This is a controversial topic among speech therapists but not among speech researchers! Oral motor speech therapy is divided into speech oral motor therapy, which is researched-backed, and non-speech oral motor therapy—pure nonsense. Let’s start with the term oral motor, which is an ambiguous term to begin with. Speech sound disorders (articulation and phonological disorders) is the up-to-date nomenclature.
Speech therapists, who incorporate non-speech oral motor techniques, learn about them at professional training, post-graduation, when trends are prioritized over science. The content of these professional training sessions are not endorsed by the American Speech Hearing Association (ASHA). The majority (85% according to Dr. Gregg Lof’s research) of speech therapists use ineffective protocols when diagnosing or treating “oral motor ” speech problems—pretty scary! Unfortunately, there is a lack of quality postgraduate support in our field.
I have seen so many children misdiagnosed and, as a result, receive ineffective speech treatment. In essence, when working on speech sounds (speech oral-motor), effective therapy always includes the production or shaping of a sound (close your lips and say “mmm” to teach /m/ or if the child is omitting a final “p” in words, the clinician helps the child say final “p” in short words, e.g. “hop”, “top”, “mop”, etc.). Working on sounds during speech therapy is natural and a no-brainer because it includes facilitating motor planning (agility), mouth strength, and linguistics. All of these underlying neurological processes need to be activated at once—that’s how we speak!
Non-speech oral motor exercises are purported to strengthen muscles and improve muscle tone, including blowing whistles, sucking straws, and chewing on chewy tubes. It does not involve working on actual sounds. It may improve general oral mouth muscle or tone, but there is NO scientific evidence that it actually improves speech. Yep, none! Our mouths are used for a variety of functions (breathing, drinking, chewing, swallowing, etc.), and the more you know about the science of speech therapy, the more this makes sense.
Speech is special! We actually use minimal muscle strength to talk. Tone is important when the speech muscles are at rest. Strength is important for chewing, not talking. Speech-learning is primarily based on agility (motor planning, think of a ventriloquist), cognition, and linguistics—all brain-based! Other animals vocalize but can’t talk; the differences reside in our brains, not our mouths! That’s the beauty of evolution.
An analogy, for example, would be to perform finger strength exercises to become a better piano player. Strong fingers and lack of actual piano practice is the equivalent of non-speech oral motor therapy. Would you hire a piano teacher to work only on strengthening your child’s finger muscles? Non-speech oral motor techniques have nothing to do with speaking, e.g. chewing on chewy tubes, moving your articulators in ways in which we don’t speak, drinking from special straws, etc. Speech scientists strongly advise that speech therapists focus on techniques that facilitate shaping and/or producing sounds for a given language.

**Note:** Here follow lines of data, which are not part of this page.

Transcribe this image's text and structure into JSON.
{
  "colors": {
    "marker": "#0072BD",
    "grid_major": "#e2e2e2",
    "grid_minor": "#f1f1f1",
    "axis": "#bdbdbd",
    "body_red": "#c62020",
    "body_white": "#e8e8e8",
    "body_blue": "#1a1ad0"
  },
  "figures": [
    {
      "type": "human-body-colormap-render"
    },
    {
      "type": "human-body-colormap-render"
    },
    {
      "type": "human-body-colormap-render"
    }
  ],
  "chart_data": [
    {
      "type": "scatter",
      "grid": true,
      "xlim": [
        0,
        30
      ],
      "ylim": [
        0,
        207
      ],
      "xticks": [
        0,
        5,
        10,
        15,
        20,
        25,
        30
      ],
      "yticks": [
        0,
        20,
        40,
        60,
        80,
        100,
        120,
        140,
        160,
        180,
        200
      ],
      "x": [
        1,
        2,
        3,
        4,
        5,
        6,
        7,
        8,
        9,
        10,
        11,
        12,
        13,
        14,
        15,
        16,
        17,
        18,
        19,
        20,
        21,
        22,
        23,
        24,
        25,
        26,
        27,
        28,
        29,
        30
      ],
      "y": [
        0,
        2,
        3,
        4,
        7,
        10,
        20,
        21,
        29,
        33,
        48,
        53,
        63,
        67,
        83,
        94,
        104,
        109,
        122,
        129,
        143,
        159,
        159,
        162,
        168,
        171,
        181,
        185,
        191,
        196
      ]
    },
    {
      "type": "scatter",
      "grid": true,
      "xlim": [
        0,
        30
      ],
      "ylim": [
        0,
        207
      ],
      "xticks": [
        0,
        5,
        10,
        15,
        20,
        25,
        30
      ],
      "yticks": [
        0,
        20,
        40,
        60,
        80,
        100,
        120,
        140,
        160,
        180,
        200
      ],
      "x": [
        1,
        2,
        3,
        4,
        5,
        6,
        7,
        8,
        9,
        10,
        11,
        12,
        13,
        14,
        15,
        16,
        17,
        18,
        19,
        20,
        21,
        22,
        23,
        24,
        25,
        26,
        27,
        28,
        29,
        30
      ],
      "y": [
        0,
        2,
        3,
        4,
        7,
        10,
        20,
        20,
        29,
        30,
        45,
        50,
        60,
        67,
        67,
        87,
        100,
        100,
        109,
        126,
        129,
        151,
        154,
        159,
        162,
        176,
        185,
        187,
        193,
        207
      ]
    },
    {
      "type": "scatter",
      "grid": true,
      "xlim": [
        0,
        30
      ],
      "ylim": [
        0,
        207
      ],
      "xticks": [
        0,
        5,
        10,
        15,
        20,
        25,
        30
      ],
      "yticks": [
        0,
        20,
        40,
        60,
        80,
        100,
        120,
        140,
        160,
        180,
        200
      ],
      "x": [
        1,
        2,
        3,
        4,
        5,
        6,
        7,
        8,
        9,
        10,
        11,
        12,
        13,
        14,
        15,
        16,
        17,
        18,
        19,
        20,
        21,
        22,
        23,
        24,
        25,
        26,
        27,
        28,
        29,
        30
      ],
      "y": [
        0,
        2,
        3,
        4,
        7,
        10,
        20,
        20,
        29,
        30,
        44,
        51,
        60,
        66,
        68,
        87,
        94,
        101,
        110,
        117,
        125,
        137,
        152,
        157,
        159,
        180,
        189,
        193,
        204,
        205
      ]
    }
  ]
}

To quote an excerpt from a Letter to the Editor, from the NY Times (1/24/12), the following sums up what happens in the therapy world, no matter what profession:
“We frequently receive manuscripts in which people promote ideas and theories without adequate data, usually in pursuit of personal fame or monetary gain. Although the peer-reviewed medical literature is not without flaws, there is no better way than peer review to vet information before it is used in the diagnosis and treatment of disease. At least in medicine, we should think carefully before we decide that more, unfiltered information is better information.”
-Jeffrey M. Drazen, M.D.
The writer is editor in chief, The New England Journal of Medicine.